In the seven years of famine that have been the past three decades, Pharaoh has never starved—and it’s not because he stored the country’s grain. Institutionalized, unions developed their own bureaucracies, with outrageous perquisites for bosses—million-dollar salaries, food allowances, chauffeurs, junkets. Executive excess, aside from its tawdriness, has impeded remedial action.
If it is to survive, American labor must abandon the suites for the streets, putting a renewed focus on grassroots organizing and popular education. It must adopt an ethos of confrontation and unconventional tactics, working outside systems that structurally disadvantage labor.
The union authorization process, with its ample opportunities for employer intimidation and appeals, has become one of these systems. Hearkening to the era before the Wagner Act, some have stressed collective action for better wages and working conditions over the traditional organizing push. At Wal-Mart, where numerous unionization efforts have stalled, the United Food and Commercial Workers has sponsored OUR Walmart, a non-union organization, which has encouraged the store’s associates to vent their frustration through day-long strikes. Fast-food employee advocates have urged similar strategies.
A return to the pre-New Deal model should exclude a return to the period’s ideology or aesthetics. Labor is not going “to bring to birth a new world from the ashes of the old,” nor will the Wobbly dream of “one big union” ever be realized. Clenched fist salutes, renditions of “Solidarity Forever,” and shouts of “the workers united never will be defeated” are hokey and anachronistic. Too often, this iconography is shamelessly appropriated—a phenomenon evident on our own campus—and meaningful activism lost in the welter of spectacle. How to inspire today’s workers in the absence of yesterday’s messianic, socialist vision is a problem of considerate proportion, and it vexes labor as much as other progressive movements.

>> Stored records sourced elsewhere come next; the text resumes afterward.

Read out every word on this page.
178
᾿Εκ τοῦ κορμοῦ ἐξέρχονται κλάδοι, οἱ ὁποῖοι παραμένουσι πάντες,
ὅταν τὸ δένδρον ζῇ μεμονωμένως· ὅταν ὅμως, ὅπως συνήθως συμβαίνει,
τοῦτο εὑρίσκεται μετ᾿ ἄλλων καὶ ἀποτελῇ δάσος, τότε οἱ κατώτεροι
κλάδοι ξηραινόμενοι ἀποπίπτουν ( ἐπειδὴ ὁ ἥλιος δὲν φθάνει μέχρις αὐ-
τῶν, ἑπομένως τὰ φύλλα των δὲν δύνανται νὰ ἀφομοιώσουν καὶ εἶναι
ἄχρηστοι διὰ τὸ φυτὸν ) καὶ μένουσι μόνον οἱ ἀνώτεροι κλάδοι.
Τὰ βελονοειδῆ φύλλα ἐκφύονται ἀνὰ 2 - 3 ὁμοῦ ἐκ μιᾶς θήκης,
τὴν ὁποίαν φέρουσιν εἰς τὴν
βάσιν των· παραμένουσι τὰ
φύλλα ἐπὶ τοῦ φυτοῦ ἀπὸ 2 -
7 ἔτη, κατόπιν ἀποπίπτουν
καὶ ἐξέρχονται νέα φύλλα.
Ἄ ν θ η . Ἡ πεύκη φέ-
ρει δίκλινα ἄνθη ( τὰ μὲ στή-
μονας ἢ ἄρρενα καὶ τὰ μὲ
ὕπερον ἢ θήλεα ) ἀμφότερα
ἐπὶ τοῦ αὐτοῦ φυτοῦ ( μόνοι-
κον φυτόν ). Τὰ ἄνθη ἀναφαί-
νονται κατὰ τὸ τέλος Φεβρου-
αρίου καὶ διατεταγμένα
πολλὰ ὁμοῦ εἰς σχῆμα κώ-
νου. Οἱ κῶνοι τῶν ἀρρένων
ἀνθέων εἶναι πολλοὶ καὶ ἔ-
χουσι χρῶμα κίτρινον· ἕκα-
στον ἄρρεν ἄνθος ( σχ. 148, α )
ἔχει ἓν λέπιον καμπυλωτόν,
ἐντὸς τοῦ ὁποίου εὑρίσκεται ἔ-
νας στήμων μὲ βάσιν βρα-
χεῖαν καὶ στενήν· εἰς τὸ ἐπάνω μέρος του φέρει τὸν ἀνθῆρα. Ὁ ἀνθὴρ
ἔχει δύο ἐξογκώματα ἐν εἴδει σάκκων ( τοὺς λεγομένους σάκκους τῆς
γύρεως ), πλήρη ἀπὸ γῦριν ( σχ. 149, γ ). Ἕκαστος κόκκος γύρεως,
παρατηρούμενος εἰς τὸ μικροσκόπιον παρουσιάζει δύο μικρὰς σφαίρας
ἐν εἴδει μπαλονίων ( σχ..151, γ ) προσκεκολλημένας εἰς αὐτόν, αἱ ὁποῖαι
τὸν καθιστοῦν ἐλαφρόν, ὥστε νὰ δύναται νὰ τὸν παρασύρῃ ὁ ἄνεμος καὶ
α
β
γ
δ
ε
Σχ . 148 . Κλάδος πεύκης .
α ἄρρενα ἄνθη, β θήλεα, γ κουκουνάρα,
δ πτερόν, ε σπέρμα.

The self-aware leftist, of course, need not discard the labor songbook. Scores of Woody Guthrie tunes are as relevant to the Walmart superstore as they once were to the assembly-line. During the Occupy Wall Street protests, Guthrie’s music was a common refrain. Labor’s success, however, depends on the evolution of new modes of expression for working-class desire and angst.
Only with a renascence of proletarian culture is there hope of raising the class-consciousness of the American worker. We, in the United States, as has been observed time and time again, view class as fundamentally malleable. In a contemporary idiom, labor culture could undermine these assumptions, which are insidious to items of popular consumption.
Labor doesn’t need its own buildings if it has Goldman’s.